The American Civil Liberties Union has taken yet another embarrassing position, this one involving an antiterrorism agreement it made with the federal government and then decided to ignore. As a condition of receiving donations through the deduction program for federal employees, the ACLU signed a statement in January agreeing not to hire people whose names appear on "watch lists" of those suspected of having terrorist ties. The lists are promulgated by the U.S. government, the United Nations, and the European Union. Some 2,000 groups have signed this certification since it became a requirement last October. Not hiring people who might want to blow up our cities would seem to be a modest step if you want the government to help in your fundraising, but inside the ACLU this was a wildly controversial idea. But the organization wanted the money, so it made a decision: Make the agreement, but don't live up to it.
Anthony Romero, executive director of the ACLU, made this argument: The agreement said the organization could not "knowingly" hire anyone on the terrorism watch lists, but if he didn't look at the lists, how could he know who was on them? "I've printed them out [but] I've never consulted them," Romero said. Nadine Strossen, president of the ACLU board, declared that the "knowingly" gambit was "a very reasonable, certainly clever interpretation."
The Romero excuse will now take its place alongside "It depends on what the meaning of the word is is" and "He was never alone in a hotel with her."
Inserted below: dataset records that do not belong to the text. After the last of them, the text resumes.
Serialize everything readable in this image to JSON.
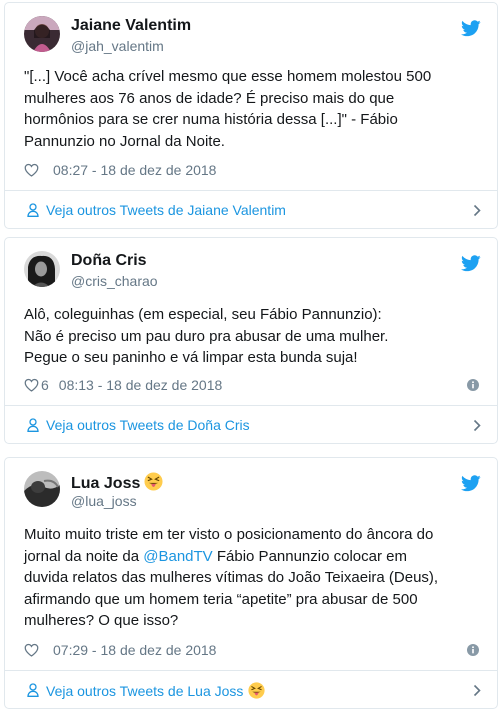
{
  "tweets": [
    {
      "display_name": "Jaiane Valentim",
      "handle": "@jah_valentim",
      "text_lines": [
        "\"[...] Você acha crível mesmo que esse homem molestou 500",
        "mulheres aos 76 anos de idade? É preciso mais do que",
        "hormônios para se crer numa história dessa [...]\" - Fábio",
        "Pannunzio no Jornal da Noite."
      ],
      "likes": "",
      "timestamp": "08:27 - 18 de dez de 2018",
      "footer_link": "Veja outros Tweets de Jaiane Valentim"
    },
    {
      "display_name": "Doña Cris",
      "handle": "@cris_charao",
      "text_lines": [
        "Alô, coleguinhas (em especial, seu Fábio Pannunzio):",
        "Não é preciso um pau duro pra abusar de uma mulher.",
        "Pegue o seu paninho e vá limpar esta bunda suja!"
      ],
      "likes": "6",
      "timestamp": "08:13 - 18 de dez de 2018",
      "footer_link": "Veja outros Tweets de Doña Cris"
    },
    {
      "display_name": "Lua Joss",
      "handle": "@lua_joss",
      "text_line1": "Muito muito triste em ter visto o posicionamento do âncora do",
      "text_line2_pre": "jornal da noite da ",
      "mention": "@BandTV",
      "text_line2_post": " Fábio Pannunzio colocar em",
      "text_lines_rest": [
        "duvida relatos das mulheres vítimas do João Teixaeira (Deus),",
        "afirmando que um homem teria “apetite” pra abusar de 500",
        "mulheres? O que isso?"
      ],
      "likes": "",
      "timestamp": "07:29 - 18 de dez de 2018",
      "footer_link": "Veja outros Tweets de Lua Joss"
    }
  ],
  "icons": {
    "brand_twitter": "twitter-bird-icon",
    "like": "heart-icon",
    "info": "info-icon",
    "profile": "person-icon",
    "chevron": "chevron-right-icon",
    "emoji": "squinting-face-with-tongue-emoji"
  },
  "colors": {
    "twitter_blue": "#1da1f2",
    "link_blue": "#1b95e0",
    "text": "#14171a",
    "secondary_text": "#657786",
    "border": "#e1e8ed",
    "emoji_yellow": "#ffcc4d",
    "tongue": "#e8596e"
  }
}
Surely, the lawyers at the ACLU could have figured out that the word knowingly was inserted not as a handy linguistic sinkhole but as a way of protecting groups that may have unwittingly hired a terrorism suspect. But Romero managed to sound both shocked and aggrieved that anyone would expect him to keep his word. Sharing his amazement on National Public Radio, he said, "We wake up this morning, and we open up the newspapers, and we read from the head of that Combined Federal Campaign that they want us to check those lists." That's the danger of waking up in the morning. You are often stunned to learn what you agreed to in January.
ACLU lawyers signed off on the charade of using the word knowingly for evasive purposes, thus calling a good deal of surprised attention to the quality of the legal advice the organization seems to be getting. As board member Wendy Kaminer said, "Any lawyer who tells you that you can sign an agreement with the federal government and then make no effort to comply with it is giving you very bad advice indeed."
Unreal associations. Romero sounded as if he thought his group's duplicity was highly honorable. "No amount of money is worth violating our principles," he said. "We would never terminate or kick off board members or staff members because of their associational rights." Associational rights? Consider the unreality of that term as applied to terrorism. You would think the government is trying to weed out people wearing Ralph Nader buttons.